3 – OÙ NOUS DÉCOUVRONS L’EXISTENCE DE « FAUX POSITIFS » ET DES RISQUES DU « TOUT ADN »
La police scientifique utilise depuis 2003 une nouvelle molécule réactive aux ions de fer contenus dans le sang, le luminol Bluestar, actif dans l’obscurité. Que le sol ait été lessivé, le sang dilué mille fois, il reste toujours quelques ions métalliques sur une « scène d’un crime » – et le luminol le révèle par chimiluminescence. Les traces de sang fournissent des ADN, leurs projections donnent aux « morphoanalystes » des indications sur la manière dont un coup a été porté, comment le sang a coulé ou jailli.

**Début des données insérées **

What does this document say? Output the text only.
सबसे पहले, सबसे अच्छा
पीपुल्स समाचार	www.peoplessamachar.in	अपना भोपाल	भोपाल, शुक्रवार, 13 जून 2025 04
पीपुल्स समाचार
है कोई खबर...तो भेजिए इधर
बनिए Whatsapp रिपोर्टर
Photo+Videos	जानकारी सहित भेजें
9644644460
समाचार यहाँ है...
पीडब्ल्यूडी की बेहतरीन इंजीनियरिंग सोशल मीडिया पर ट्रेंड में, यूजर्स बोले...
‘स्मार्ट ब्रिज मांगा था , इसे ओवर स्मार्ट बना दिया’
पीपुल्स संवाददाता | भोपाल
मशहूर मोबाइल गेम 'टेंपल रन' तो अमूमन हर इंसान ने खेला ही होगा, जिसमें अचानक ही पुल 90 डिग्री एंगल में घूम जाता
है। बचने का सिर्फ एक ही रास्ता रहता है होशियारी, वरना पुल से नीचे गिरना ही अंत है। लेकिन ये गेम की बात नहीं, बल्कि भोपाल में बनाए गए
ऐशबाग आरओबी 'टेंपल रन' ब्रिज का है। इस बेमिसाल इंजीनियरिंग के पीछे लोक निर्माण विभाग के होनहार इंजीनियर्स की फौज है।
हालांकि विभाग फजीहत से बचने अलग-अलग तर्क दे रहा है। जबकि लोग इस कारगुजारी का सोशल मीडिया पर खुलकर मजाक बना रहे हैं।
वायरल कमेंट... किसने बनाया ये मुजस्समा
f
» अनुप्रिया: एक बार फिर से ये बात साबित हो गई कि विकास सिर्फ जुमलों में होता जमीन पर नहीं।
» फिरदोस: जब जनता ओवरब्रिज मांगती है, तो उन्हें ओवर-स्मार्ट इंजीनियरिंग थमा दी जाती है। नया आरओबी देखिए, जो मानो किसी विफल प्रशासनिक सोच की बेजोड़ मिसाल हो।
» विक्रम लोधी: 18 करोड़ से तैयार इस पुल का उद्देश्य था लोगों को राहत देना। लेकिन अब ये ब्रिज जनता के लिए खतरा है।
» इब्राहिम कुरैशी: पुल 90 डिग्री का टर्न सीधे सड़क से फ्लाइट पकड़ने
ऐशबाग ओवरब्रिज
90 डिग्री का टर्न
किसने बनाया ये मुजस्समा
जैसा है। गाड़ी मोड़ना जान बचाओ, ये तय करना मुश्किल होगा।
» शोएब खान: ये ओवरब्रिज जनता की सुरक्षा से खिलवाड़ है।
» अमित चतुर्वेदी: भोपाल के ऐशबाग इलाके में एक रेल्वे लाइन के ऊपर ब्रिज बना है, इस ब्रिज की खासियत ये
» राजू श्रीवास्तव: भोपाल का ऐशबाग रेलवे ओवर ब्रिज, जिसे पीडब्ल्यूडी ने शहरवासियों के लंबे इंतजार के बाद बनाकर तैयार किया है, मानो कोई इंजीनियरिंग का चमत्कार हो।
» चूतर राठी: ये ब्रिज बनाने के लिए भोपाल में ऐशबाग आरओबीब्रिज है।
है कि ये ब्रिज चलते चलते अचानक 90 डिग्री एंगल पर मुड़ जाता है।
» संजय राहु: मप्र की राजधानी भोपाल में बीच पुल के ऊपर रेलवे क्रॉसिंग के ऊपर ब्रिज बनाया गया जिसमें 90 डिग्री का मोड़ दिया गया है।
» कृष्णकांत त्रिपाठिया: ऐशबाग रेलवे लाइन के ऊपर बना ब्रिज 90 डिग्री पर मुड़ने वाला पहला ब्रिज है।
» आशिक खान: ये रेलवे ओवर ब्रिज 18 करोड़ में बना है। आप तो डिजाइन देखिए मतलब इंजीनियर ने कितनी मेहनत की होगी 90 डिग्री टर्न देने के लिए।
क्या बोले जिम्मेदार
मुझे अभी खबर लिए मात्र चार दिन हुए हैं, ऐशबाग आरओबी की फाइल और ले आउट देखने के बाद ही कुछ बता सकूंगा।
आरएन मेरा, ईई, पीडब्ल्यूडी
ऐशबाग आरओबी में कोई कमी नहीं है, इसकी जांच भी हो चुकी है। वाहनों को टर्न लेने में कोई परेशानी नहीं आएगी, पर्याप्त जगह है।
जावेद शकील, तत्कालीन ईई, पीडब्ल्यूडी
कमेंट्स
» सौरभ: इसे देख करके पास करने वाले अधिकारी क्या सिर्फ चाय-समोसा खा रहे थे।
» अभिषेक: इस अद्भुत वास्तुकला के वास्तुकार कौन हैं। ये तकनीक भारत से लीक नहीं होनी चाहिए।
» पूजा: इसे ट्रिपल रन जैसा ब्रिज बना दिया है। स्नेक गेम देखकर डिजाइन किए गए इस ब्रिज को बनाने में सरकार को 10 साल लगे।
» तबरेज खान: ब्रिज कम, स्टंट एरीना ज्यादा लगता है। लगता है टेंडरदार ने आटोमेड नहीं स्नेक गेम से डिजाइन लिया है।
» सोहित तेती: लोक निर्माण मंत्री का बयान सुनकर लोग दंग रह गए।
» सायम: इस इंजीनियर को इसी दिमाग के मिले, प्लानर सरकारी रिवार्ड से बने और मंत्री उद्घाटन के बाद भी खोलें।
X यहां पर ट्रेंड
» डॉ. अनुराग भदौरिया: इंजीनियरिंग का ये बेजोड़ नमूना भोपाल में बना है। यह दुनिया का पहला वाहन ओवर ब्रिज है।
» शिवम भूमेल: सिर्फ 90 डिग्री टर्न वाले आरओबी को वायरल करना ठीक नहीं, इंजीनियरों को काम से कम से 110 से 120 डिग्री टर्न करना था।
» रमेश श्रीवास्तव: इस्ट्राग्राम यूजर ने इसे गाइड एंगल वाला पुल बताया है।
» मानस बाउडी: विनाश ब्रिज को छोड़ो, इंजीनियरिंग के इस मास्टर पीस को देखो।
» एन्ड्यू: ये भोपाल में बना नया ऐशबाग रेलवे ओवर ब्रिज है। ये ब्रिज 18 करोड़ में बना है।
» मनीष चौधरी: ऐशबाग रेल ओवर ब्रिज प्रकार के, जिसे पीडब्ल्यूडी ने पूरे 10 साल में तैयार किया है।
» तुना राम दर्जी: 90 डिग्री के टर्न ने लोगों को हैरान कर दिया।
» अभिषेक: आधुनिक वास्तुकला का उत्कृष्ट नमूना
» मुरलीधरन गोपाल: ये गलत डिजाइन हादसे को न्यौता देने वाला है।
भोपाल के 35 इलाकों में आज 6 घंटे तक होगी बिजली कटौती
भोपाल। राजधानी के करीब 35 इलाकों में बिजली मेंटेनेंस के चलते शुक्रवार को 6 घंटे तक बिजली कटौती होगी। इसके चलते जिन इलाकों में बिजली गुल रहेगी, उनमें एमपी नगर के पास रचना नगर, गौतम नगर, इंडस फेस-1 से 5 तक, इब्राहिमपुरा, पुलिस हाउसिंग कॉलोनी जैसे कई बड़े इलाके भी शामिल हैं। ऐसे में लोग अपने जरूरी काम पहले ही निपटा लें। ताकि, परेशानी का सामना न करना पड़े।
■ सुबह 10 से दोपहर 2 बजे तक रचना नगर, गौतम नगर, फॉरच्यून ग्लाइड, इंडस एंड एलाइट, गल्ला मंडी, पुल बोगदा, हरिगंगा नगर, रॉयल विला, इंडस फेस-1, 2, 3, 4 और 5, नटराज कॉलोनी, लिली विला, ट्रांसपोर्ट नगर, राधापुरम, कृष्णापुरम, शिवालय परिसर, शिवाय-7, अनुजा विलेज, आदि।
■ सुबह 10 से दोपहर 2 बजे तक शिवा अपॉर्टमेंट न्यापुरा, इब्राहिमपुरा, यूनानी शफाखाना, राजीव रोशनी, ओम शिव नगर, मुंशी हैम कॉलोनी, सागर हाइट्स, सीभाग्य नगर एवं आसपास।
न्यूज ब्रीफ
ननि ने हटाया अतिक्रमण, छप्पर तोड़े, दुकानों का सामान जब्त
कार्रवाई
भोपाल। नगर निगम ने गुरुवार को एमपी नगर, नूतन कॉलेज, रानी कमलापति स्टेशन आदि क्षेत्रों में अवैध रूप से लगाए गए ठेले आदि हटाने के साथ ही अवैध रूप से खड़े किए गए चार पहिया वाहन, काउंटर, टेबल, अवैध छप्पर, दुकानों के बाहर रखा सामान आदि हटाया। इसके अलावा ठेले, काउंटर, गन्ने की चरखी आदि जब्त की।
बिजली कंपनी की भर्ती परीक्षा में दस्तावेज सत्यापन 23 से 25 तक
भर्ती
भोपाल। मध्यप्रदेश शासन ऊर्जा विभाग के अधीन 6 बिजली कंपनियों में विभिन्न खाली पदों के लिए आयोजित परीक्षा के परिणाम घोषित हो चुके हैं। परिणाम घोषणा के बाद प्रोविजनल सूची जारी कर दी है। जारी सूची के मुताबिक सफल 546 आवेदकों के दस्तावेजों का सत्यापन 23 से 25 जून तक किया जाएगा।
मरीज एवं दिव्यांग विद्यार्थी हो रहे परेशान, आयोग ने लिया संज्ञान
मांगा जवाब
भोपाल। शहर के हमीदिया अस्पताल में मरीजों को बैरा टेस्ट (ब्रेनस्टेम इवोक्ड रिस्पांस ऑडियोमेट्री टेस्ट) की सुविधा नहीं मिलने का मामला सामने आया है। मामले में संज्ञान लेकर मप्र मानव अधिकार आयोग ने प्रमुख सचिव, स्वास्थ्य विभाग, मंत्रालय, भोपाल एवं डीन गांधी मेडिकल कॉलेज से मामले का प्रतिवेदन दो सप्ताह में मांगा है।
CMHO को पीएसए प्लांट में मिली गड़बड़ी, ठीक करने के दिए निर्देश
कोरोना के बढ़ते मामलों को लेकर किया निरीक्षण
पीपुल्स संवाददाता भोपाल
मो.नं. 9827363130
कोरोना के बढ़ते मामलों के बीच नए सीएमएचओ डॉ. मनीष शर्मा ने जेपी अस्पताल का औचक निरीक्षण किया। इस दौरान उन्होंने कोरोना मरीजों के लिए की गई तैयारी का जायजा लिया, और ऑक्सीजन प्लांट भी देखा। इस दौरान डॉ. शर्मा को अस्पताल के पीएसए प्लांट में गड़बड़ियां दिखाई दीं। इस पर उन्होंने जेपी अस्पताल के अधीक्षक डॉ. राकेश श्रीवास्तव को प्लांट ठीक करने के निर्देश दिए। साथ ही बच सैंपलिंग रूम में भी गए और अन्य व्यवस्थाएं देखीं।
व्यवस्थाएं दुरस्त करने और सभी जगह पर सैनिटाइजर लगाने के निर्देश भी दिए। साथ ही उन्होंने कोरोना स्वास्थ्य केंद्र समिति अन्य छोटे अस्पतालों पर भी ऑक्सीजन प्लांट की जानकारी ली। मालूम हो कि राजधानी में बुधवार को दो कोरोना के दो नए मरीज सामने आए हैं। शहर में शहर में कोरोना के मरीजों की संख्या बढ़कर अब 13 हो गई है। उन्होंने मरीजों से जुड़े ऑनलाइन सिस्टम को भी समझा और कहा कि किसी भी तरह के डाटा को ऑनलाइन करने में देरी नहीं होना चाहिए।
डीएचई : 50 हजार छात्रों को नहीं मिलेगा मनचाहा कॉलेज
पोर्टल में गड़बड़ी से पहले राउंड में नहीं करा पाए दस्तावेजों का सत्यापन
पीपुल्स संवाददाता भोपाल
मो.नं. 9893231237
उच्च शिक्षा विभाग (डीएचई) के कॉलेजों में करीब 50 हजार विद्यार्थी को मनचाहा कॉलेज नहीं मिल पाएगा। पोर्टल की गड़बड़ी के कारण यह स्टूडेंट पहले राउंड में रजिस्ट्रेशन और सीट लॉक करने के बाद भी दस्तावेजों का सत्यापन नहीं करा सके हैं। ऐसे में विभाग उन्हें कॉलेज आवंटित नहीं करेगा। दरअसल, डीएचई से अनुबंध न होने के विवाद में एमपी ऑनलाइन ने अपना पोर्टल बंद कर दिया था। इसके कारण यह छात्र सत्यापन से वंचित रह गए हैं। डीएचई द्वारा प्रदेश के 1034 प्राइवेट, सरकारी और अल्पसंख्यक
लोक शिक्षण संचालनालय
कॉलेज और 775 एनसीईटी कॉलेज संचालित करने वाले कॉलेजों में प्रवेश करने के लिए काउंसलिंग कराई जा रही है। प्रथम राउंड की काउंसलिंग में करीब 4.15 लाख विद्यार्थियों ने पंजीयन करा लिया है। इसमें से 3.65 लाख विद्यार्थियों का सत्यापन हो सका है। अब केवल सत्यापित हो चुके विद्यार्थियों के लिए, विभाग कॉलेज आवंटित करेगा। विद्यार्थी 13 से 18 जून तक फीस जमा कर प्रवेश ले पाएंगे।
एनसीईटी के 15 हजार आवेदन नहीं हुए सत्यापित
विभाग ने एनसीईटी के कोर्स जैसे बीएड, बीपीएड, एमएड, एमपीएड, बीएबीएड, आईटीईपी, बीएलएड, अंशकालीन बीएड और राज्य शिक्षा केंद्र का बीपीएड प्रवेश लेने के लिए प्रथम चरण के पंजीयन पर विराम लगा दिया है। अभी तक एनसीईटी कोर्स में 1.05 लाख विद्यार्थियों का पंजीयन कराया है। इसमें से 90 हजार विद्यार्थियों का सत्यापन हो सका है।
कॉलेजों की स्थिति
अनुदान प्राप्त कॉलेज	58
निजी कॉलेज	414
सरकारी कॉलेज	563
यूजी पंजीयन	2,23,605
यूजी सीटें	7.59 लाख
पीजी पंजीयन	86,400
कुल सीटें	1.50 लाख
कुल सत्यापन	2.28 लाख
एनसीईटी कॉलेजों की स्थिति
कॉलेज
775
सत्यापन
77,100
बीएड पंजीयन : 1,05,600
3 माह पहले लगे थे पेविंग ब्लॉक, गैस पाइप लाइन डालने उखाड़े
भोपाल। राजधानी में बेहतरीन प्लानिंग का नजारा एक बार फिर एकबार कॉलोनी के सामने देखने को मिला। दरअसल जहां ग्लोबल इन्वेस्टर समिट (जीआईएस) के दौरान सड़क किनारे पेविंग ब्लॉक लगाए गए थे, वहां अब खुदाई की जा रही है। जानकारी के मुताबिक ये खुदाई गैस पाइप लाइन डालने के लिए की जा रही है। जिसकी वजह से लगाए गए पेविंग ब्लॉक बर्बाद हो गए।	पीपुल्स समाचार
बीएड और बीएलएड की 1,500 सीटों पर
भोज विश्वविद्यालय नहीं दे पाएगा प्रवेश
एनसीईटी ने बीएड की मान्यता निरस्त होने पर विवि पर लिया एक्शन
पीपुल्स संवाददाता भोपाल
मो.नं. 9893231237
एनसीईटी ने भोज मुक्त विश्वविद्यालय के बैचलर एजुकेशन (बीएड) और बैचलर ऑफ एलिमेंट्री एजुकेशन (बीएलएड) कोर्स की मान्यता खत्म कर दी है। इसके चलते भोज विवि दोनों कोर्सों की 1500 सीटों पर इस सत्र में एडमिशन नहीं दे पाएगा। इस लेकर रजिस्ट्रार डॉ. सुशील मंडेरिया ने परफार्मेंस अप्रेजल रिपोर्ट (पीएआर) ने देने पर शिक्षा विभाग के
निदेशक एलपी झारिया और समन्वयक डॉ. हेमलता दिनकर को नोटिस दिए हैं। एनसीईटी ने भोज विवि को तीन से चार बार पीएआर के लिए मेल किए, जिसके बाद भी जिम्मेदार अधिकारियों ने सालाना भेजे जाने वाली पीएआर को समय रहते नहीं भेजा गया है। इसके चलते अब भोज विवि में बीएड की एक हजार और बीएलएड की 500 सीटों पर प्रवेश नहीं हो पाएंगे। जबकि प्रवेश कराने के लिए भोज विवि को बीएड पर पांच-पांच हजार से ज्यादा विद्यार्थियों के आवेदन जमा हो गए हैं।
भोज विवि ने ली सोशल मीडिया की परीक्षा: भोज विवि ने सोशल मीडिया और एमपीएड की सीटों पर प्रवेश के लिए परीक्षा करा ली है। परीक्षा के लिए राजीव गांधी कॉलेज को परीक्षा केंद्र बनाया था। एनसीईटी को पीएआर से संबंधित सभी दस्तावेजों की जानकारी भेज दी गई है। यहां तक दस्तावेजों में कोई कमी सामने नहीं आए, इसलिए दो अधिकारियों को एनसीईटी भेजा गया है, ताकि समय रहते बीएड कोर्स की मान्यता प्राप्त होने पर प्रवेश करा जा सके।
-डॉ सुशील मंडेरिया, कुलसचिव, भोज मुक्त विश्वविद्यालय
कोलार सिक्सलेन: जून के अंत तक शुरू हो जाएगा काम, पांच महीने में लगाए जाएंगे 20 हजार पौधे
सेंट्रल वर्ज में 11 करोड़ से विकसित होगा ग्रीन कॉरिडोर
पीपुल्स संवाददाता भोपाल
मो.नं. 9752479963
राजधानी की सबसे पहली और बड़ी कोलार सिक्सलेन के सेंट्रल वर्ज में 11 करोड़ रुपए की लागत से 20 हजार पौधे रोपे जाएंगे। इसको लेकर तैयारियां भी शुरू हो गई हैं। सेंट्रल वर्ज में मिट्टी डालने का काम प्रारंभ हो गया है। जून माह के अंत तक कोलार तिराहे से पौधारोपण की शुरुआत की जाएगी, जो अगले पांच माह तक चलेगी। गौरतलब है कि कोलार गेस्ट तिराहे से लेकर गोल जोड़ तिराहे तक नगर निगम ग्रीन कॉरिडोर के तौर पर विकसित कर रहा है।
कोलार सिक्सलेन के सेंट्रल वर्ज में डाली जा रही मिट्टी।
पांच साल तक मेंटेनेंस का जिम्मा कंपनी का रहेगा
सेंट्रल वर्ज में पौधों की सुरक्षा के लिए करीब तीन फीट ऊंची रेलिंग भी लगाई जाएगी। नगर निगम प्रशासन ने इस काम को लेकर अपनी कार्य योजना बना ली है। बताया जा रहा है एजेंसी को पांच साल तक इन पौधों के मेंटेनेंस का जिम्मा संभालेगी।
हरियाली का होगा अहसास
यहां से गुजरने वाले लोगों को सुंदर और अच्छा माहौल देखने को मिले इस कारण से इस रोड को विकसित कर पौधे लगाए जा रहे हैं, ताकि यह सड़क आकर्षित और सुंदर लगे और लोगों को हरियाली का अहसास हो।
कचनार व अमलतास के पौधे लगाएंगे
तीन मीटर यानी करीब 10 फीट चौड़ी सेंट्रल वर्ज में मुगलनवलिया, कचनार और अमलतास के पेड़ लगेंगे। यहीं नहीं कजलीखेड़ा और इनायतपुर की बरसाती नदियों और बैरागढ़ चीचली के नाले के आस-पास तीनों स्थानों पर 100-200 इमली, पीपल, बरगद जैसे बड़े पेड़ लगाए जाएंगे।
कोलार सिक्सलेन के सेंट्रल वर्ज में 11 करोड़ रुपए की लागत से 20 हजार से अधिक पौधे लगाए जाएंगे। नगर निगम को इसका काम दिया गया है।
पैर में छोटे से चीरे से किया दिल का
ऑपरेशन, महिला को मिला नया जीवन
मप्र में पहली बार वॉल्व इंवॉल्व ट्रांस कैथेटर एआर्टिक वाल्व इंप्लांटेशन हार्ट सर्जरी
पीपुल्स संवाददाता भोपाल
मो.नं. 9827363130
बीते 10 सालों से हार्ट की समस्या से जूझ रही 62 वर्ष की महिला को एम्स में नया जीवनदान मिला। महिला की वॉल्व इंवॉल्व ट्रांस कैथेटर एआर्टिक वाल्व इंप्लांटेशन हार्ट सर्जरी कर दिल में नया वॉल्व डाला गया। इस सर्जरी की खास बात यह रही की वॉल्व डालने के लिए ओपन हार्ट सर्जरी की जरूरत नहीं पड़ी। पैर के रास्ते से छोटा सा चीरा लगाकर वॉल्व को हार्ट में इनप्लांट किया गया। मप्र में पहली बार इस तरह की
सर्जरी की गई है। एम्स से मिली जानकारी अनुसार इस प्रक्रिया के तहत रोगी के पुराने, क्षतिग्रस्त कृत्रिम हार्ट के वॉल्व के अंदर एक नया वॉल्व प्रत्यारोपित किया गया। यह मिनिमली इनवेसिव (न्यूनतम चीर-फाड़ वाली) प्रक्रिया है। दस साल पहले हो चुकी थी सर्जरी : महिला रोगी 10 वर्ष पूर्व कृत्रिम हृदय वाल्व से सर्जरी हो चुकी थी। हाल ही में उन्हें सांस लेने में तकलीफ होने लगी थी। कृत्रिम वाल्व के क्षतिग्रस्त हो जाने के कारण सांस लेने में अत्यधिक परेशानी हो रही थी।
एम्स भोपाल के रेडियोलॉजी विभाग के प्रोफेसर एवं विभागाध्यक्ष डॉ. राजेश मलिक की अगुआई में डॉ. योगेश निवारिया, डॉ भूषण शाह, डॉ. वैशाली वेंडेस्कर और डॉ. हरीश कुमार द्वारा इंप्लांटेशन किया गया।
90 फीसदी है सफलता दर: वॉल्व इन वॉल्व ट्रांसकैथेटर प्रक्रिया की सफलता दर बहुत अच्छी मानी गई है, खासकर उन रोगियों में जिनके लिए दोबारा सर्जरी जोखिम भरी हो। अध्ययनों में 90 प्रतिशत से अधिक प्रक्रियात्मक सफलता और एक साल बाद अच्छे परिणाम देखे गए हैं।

De nombreuses affaires criminelles ont été résolues grâce au luminol, comme par exemple la disparition soudaine de la famille Flactif et ses trois enfants en avril 2003. Mais si le luminol est un produit de détection efficace, gare aux erreurs d’interprétation. Il réagit aussi au cuivre, au sang dans les urines, aux matières fécales et au sodium contenu dans l’eau de Javel : il pourrait par exemple désigner un promeneur qui s’est soulagé au mauvais endroit. C’est arrivé. Tous les experts le disent, à Marseille : la technique sert une enquête, elle ne donne pas la vérité.